Bipartite graphs and best proximity pairs

TL;DR

This paper characterizes bipartite graphs that can be represented as proximinal subsets in semimetric spaces, linking graph structure to metric properties and ultrametric spaces.

Contribution

It provides necessary and sufficient conditions for bipartite graphs to be proximinal graphs in semimetric and ultrametric spaces, including a complete characterization.

Findings

A bipartite graph is not isomorphic to any proximinal graph iff it is finite and empty.
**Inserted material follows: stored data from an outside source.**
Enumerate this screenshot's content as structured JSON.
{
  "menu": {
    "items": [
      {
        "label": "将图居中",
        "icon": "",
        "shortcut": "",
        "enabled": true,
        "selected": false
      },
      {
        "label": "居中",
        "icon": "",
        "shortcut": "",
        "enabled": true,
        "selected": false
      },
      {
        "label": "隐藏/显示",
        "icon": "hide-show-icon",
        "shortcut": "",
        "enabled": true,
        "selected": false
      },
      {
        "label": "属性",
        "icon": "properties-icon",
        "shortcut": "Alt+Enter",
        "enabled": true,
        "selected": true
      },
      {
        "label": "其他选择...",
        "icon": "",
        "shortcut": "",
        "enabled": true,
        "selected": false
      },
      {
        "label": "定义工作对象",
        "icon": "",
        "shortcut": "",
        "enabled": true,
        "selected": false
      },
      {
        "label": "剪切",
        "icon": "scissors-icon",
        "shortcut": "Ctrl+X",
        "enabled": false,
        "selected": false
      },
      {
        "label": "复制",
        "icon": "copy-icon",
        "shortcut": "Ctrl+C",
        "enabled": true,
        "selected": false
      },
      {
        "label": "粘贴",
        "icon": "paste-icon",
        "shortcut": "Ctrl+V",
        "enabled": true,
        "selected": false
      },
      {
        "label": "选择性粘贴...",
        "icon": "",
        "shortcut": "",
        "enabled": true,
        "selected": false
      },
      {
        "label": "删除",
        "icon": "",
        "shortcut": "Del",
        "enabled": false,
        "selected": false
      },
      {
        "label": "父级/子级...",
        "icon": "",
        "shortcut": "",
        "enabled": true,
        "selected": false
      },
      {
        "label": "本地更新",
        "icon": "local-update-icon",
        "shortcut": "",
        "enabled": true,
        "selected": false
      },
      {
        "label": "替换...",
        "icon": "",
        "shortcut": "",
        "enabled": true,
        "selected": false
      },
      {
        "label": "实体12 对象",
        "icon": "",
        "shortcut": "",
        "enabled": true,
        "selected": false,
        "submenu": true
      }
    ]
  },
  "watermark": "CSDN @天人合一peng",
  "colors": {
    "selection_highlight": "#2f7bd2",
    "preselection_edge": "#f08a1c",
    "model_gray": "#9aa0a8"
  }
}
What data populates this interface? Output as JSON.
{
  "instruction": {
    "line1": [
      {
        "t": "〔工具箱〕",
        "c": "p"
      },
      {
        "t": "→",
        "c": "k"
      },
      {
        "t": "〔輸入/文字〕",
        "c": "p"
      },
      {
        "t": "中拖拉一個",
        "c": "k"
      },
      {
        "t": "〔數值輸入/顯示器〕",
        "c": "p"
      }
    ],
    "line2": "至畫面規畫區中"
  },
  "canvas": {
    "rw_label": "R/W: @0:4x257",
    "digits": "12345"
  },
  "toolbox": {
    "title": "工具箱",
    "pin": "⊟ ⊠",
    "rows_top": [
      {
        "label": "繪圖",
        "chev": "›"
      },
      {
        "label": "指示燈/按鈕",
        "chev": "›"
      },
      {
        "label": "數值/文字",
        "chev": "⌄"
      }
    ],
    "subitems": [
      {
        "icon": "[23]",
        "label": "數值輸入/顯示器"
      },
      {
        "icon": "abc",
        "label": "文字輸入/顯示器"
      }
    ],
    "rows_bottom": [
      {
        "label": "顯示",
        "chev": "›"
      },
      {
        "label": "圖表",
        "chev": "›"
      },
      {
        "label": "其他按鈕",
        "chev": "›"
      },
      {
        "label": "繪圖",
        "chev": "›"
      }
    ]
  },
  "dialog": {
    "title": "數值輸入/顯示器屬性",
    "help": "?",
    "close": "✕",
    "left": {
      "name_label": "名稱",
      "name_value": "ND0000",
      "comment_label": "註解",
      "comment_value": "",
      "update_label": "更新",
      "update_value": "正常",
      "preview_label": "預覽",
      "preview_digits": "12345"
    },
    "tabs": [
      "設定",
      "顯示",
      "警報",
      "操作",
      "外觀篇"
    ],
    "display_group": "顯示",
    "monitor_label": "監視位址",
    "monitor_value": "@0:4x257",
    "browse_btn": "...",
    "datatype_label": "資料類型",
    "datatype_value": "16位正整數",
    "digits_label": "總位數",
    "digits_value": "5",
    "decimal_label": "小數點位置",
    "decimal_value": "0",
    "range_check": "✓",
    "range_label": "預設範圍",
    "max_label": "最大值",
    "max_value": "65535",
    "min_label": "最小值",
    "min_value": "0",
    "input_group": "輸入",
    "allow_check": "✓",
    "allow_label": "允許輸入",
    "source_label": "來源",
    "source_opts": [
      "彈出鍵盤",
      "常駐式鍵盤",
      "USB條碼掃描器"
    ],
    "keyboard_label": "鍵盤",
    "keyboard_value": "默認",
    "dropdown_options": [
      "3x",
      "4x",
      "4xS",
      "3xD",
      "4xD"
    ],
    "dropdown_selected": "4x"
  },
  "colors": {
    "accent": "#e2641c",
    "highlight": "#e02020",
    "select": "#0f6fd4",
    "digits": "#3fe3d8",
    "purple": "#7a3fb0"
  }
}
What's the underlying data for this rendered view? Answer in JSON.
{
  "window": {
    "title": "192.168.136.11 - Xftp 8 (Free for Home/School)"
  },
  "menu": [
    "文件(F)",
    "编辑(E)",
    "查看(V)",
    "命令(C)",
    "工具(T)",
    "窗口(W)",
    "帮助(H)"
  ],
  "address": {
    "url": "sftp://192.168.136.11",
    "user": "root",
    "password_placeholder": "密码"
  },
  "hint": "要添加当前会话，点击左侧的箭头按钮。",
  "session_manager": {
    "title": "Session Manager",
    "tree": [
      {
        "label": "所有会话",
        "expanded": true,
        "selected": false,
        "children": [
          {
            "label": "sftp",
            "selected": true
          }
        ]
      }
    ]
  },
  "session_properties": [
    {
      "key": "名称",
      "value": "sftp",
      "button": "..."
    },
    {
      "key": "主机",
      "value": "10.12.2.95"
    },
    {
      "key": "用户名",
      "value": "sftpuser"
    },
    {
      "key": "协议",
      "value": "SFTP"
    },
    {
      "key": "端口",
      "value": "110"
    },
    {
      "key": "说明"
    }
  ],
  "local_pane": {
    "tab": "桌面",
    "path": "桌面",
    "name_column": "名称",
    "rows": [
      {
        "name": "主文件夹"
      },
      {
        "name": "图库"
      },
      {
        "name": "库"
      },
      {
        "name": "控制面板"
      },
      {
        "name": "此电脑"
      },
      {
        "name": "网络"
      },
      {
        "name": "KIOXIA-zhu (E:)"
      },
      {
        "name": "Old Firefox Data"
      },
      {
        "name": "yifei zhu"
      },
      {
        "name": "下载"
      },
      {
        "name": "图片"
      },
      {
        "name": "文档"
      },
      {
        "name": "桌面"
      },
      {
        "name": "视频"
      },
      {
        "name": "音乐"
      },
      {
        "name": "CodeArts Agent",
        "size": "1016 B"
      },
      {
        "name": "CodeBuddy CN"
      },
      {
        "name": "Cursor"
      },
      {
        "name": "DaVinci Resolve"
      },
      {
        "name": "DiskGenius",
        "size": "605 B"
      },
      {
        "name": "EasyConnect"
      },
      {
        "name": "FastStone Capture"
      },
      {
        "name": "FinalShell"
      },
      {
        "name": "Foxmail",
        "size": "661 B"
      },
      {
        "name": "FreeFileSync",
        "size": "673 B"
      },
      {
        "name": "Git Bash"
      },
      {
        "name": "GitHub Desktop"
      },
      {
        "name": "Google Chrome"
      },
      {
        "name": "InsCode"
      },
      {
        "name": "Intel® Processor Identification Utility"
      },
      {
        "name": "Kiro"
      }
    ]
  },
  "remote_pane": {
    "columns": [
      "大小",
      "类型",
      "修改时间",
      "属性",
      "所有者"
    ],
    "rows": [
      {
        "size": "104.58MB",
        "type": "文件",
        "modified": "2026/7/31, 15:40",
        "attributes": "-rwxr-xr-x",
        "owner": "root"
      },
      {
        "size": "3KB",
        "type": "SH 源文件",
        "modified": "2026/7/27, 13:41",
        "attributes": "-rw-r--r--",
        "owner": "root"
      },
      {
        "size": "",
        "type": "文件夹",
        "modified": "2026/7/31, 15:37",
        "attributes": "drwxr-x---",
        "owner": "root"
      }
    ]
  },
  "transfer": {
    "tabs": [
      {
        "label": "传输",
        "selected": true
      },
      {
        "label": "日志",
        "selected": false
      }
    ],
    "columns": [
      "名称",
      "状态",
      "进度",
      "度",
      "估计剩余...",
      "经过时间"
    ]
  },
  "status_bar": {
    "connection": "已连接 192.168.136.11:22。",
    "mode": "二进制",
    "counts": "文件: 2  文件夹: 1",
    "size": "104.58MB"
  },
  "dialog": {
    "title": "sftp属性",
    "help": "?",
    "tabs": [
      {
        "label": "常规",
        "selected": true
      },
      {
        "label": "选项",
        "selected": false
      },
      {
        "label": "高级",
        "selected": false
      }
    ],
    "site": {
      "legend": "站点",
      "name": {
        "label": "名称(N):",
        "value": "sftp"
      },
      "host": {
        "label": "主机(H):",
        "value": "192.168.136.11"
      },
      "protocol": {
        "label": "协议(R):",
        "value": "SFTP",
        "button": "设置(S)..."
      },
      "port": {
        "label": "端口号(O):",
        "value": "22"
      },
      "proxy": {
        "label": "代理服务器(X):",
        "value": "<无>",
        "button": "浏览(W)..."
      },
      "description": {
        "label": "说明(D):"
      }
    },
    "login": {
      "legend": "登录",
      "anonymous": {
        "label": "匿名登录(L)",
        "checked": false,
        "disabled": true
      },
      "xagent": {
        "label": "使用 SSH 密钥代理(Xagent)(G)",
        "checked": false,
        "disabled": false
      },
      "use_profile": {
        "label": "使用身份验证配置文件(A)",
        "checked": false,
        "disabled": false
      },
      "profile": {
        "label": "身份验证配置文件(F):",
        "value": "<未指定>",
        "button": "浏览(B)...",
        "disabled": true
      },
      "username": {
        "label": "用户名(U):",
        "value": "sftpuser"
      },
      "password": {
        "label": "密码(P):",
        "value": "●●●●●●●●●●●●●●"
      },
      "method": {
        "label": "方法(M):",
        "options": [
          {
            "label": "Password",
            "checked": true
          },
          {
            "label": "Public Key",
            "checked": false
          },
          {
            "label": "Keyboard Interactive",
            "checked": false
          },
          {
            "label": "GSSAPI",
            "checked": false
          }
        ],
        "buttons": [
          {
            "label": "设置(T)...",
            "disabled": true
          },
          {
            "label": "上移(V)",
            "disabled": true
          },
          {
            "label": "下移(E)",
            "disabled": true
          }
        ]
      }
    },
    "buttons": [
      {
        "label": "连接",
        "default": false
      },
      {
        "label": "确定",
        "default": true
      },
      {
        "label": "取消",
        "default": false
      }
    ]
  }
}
The subgraph of non-isolated vertices in a bipartite graph is a disjoint union of complete bipartite graphs iff it is a proximinal graph for an ultrametric space.

Abstract

We say that a bipartite graph $G(A, B)$ with fixed parts $A$, $B$ is proximinal if there is a semimetric space $(X, d)$ such that $A$ and $B$ are disjoint proximinal subsets of $X$ and all edges $\{a, b\}$ satisfy the equality $d(a, b) = \operatorname{dist}(A, B)$. It is proved that a bipartite graph $G$ is not isomorphic to any proximinal graph iff $G$ is finite and empty. It is also shown that the subgraph induced by all non-isolated vertices of a nonempty bipartite graph $G$ is a disjoint union of complete bipartite graphs iff $G$ is isomorphic to a nonempty proximinal graph for an ultrametric space.